Bone shrugged and got up, walking to the window and glancing out. Why she picked that moment to look out the window she had no idea, maybe it was intuition or the universe giving her a heads up for all the shit it had given her over the years. Whatever the reason, she didn’t miss the glint of sun on glass.

“Scope, ten o’clock,” Bone said dropping down and crawling to the space between the two huge picture windows in the study.

“Another one, two o’clock,” Bullet’s hard voice came from the doorway.

“Get down,” Arrow called.

Then Bone heard a sound she’d heard many times before but only in war zones. As the RPG screamed through the window and detonated, everything went silent. Shrapnel bit into her skin and her vision hazed.

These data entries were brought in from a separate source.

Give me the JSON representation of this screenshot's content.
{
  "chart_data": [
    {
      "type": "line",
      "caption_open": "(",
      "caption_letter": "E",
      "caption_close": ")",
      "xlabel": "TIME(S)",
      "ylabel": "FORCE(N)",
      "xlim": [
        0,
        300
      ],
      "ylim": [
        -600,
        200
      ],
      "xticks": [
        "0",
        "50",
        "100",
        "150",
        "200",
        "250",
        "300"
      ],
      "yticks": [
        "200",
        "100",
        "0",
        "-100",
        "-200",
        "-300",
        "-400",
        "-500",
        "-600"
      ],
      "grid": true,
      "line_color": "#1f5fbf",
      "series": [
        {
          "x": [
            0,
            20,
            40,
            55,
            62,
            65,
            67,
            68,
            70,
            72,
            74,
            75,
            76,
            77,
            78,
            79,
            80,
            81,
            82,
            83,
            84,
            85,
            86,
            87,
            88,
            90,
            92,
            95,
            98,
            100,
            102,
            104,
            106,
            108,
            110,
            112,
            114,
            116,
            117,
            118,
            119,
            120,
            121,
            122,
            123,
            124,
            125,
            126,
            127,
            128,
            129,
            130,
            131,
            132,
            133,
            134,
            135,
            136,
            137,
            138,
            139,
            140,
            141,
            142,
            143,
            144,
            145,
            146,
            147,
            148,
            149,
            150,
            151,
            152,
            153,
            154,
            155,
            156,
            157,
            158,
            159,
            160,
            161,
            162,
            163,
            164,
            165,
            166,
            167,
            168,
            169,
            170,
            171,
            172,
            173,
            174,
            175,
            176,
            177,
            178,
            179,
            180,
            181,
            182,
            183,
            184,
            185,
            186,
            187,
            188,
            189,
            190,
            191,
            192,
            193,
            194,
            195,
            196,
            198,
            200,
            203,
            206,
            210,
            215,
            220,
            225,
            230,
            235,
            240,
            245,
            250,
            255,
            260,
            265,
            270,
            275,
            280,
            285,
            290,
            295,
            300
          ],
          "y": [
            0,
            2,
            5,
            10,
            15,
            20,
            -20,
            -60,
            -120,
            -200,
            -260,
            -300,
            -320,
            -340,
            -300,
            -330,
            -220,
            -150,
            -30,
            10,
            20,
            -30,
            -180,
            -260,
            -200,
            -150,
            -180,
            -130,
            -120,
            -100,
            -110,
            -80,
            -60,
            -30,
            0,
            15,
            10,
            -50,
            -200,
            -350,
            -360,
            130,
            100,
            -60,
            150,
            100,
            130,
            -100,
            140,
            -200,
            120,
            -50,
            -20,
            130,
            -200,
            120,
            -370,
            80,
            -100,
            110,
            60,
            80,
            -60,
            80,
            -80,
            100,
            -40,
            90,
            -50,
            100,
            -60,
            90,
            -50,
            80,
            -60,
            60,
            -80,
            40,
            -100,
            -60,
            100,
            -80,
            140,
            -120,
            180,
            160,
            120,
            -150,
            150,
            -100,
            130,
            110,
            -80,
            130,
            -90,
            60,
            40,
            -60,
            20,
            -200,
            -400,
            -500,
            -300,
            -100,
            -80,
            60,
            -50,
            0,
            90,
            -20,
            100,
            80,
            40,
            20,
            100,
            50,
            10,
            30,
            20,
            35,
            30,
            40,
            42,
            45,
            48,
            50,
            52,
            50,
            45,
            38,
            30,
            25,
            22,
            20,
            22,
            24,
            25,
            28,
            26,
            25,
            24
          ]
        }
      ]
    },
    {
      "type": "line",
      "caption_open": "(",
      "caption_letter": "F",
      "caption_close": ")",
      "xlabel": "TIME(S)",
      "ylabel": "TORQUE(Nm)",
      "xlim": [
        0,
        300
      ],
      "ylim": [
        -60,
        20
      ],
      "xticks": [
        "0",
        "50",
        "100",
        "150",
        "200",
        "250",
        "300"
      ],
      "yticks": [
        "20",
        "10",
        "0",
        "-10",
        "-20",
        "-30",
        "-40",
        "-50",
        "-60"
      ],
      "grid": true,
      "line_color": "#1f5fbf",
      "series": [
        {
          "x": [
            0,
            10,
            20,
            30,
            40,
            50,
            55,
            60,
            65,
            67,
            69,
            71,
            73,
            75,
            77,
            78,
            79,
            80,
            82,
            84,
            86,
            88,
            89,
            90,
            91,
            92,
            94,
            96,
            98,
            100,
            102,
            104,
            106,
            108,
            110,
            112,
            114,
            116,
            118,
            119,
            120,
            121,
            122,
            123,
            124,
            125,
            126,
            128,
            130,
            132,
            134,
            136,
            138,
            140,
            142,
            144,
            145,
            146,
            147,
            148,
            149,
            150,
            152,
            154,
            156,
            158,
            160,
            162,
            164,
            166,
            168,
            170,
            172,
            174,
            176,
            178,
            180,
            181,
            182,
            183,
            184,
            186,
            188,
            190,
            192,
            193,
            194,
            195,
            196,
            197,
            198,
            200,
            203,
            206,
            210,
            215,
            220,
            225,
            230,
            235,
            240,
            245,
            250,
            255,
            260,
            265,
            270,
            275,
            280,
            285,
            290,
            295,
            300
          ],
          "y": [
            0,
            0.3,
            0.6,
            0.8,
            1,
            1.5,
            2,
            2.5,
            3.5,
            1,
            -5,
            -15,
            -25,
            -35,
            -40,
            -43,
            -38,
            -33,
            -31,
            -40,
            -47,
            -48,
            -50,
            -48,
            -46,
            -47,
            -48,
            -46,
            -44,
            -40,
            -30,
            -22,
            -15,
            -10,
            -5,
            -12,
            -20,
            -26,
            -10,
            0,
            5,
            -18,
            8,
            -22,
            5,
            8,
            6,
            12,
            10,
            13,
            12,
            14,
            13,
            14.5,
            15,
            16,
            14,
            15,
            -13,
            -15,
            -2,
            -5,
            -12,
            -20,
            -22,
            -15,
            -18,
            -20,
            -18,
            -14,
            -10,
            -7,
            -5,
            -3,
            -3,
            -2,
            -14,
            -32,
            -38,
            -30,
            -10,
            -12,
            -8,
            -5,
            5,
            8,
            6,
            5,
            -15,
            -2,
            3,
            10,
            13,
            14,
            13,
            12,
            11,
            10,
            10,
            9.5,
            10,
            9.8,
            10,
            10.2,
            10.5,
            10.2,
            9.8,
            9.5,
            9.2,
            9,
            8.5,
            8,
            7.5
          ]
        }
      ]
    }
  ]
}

Gunfire sounded and as she looked for her sisters, she saw Arrow down on the ground, not moving, eyes closed.

She crawled to her, her surroundings shredded and still unable to hear anything but continued gunfire and incessant ringing.

“Bone!” It sounded as if her name floated to her from a thousand miles away. She looked left and saw Raines there gesturing her toward the doorway.

“Get the babies in the panic room,” she ordered. Smoke poured through the room now and she made it to Arrow, pulling her by the underarms to the hallway.

Bullet had disappeared but then she was there, her rifle in her hand and her eye to the scope.

“Raines! Take Arrow to the panic room,” Bone commanded.

“But—”

“We do not need you here. Take Arrow to the goddamn panic room and lock yourselves in. You keep them safe!” Bone yelled in his face.

He didn’t hesitate, just scooped an unmoving Arrow into his arms and took off disappearing down the hall before he took the stairwell down to the panic room.

“You’re sure the panic room is a separate entity from the house?” she asked Bullet.

“Yes. They have their own air flow system and it’s completely underground. They will be safe,” Bullet assure her.

She fired a single shot and glanced at Bone. “There are at least thirty men out there, Bone.”

Bone pulled her knife from its scabbard at her back. She was not in good shape but she’d fought with worse. “Are they Joseph’s?”